- Parahat Location in Turkmenistan
- Coordinates: 37°30′47″N 61°02′18″E﻿ / ﻿37.51319006822641°N 61.03839077918241°E
- Country: Turkmenistan
- Province: Mary Province
- District: Oguzhan District

Population (2022 official census)
- • Total: 2,494
- Time zone: UTC+5

= Parahat =

Parahat, formerly known as Jojukly or Ju-Ju-Klu (in Russian: Джу-Джу-Клу), is a town and administrative center of Oguzhan District, Mary Province, Turkmenistan. It is located on the Trans-Caspian railway halfway between Şatlyk and Tejen, 50 km east and west respectively. It is where the railway splits in two; one way goes to Ashgabat, the other one to Sarahs. In 2022, it had a population of 2,494 people.

== Etymology ==
The word "Parahat" roughly translates to "Peace."

The old name, Jojukly, is a word composed of "jojuk," which translates as "piglet," and the suffix "-li," which is used to form adjectives. The whole word may be translated as "[a place] with piglets."

== History ==
In 1988, a district was established and named Parahat District. It was then renamed Nyýazow District in 1992. The district was split in two: the southern part was named Oguzhan District while the northern part was named Altyn sähra District; Parahat was set as its capital.

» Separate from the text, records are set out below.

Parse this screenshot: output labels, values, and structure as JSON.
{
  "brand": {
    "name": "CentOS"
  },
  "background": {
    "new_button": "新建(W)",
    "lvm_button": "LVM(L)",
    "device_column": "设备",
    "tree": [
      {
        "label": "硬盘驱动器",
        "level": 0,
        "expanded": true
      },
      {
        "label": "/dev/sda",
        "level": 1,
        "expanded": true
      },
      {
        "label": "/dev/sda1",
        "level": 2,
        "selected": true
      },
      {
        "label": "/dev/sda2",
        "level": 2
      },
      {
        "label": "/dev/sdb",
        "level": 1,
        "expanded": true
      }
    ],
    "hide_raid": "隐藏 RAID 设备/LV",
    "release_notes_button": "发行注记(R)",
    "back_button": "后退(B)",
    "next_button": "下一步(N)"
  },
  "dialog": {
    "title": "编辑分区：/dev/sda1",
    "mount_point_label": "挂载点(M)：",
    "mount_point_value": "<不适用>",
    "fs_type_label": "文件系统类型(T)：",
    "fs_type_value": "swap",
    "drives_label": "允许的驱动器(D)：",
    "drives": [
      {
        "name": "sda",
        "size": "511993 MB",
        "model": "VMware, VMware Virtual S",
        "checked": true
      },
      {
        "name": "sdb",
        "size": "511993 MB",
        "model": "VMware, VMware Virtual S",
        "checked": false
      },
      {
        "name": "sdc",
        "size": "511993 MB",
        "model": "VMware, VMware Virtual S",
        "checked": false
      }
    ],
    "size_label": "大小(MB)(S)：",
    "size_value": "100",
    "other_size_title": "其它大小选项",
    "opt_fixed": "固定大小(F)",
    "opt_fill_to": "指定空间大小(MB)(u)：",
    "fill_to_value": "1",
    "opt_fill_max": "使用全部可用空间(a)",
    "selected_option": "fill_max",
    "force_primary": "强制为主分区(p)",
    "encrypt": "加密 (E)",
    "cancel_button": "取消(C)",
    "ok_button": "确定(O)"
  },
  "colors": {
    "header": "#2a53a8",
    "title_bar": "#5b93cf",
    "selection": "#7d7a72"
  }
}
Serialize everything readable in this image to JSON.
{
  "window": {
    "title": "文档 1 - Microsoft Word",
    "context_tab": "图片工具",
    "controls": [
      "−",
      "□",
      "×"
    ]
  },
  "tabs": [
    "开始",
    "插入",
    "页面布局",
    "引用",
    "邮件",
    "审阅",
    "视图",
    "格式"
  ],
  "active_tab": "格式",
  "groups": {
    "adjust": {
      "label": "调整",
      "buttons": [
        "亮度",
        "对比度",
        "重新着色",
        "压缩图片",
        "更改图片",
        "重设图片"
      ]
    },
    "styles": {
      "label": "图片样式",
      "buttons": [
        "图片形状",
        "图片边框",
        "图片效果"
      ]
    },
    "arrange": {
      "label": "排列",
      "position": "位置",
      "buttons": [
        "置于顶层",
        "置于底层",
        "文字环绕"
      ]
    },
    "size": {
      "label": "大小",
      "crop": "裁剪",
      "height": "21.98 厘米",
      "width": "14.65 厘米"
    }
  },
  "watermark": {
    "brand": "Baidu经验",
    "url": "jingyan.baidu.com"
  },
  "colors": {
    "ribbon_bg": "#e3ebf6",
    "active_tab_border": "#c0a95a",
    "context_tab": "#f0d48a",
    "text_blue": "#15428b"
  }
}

On 10 May 2010, Saparmyrat Türkmenbaşy railway station ("Saparmyrat Türkmenbaşy adyndaky demir ýol stansiýasy"), the town's only subordinated rural village, was abolished.

On 1 August 2016, Altyn sähra District was abolished and its whole territory was transferred to Oguzhan District; the administrative center was transferred from Oguzhan to Parahat. On 9 November 2022, Oguzhan District was abolished; 165,266 hectares were transferred to Sakarçäge District, including Parahat. On 19 September 2025, the district was re-established and all changes were reverted.